Keempat, produksi batubara dari Rusia mengalami penurunan akibat perang dengan Ukraina. Untuk dapat berproduksi, batubara yang semula ditujukan untuk kebutuhan negara Eropa dialihkan ke wilayah Timur Rusia.
"Sayangnya yang dibutuhkan bukan jenis thermal coal, tapi coking coal sehingga tambang yang punya thermal coal perlahan akan berhenti berproduksi," ujar Arcandra.

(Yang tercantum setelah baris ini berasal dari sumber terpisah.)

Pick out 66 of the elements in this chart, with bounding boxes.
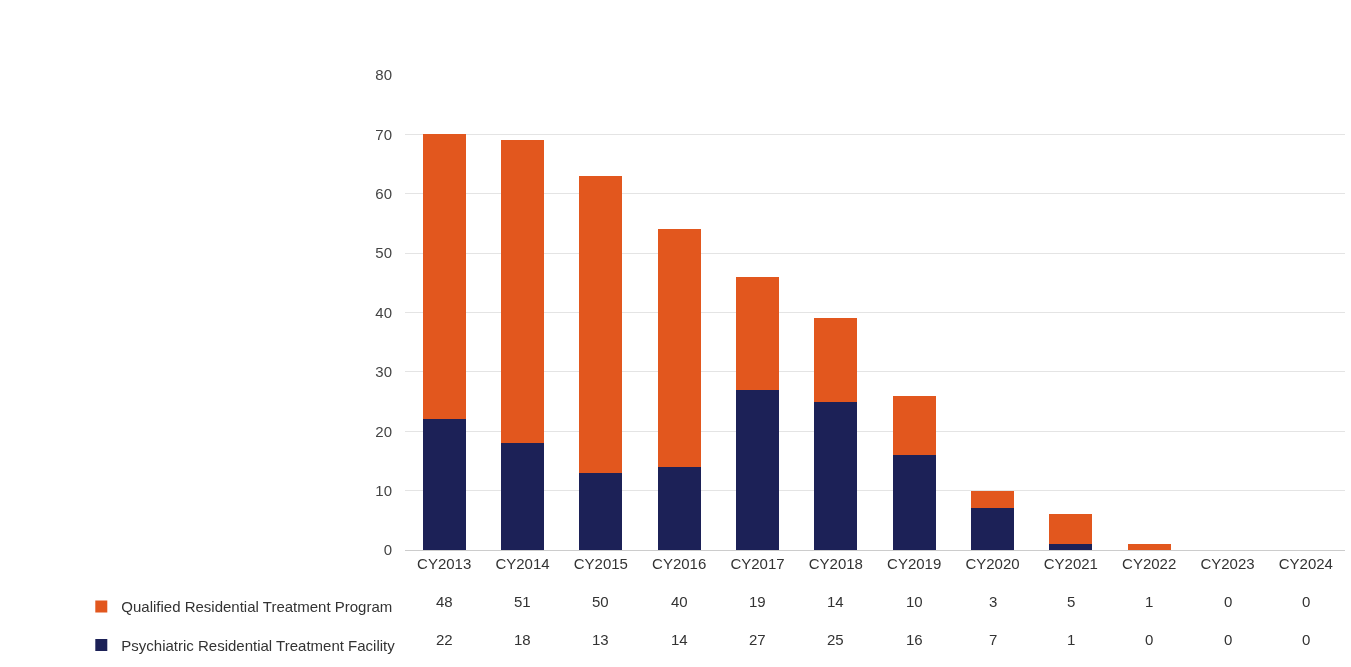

Kelima, terjadinya penggantian presiden Colombia yang berjanji dalam masa kampanye untuk tidak memperpanjang kontrak-kontrak penambangan batubara.
"Beliau akan menghormati kontrak yang sudah ada tapi tidak akan memperbaruinya. Seperti yang kita tahu Columbia termasuk negara pengekspor batubara yang cukup berpengaruh," paparnya.
Baca juga: Pasokan Gas Seret Bikin Pusing Belanda, Tiru Jerman Hidupkan Pembangkit Batubara
Dengan kondisi ini, akan terjadi kekurangan dari sisi suplai di masa depan yang berimbas pada naiknya harga batubara saat ini.
Selain kelima faktor di atas, kata Arcandra, tentu ada faktor lain yang secara tidak langsung membuat harga batubara bergejolak.
Salah satunya adalah terganggunya LNG plant di Texas yang mengakibatkan LNG yang direncanakan untuk dipakai di Eropa tidak terpenuhi.
"Tidak dapat dipungkiri, kebutuhan manusia akan batubara masih sangat tinggi. Namun demikian jangan sampai kita kehilangan fokus dalam membangun lingkungan yang lebih hijau dan berkelanjutan," paparnya.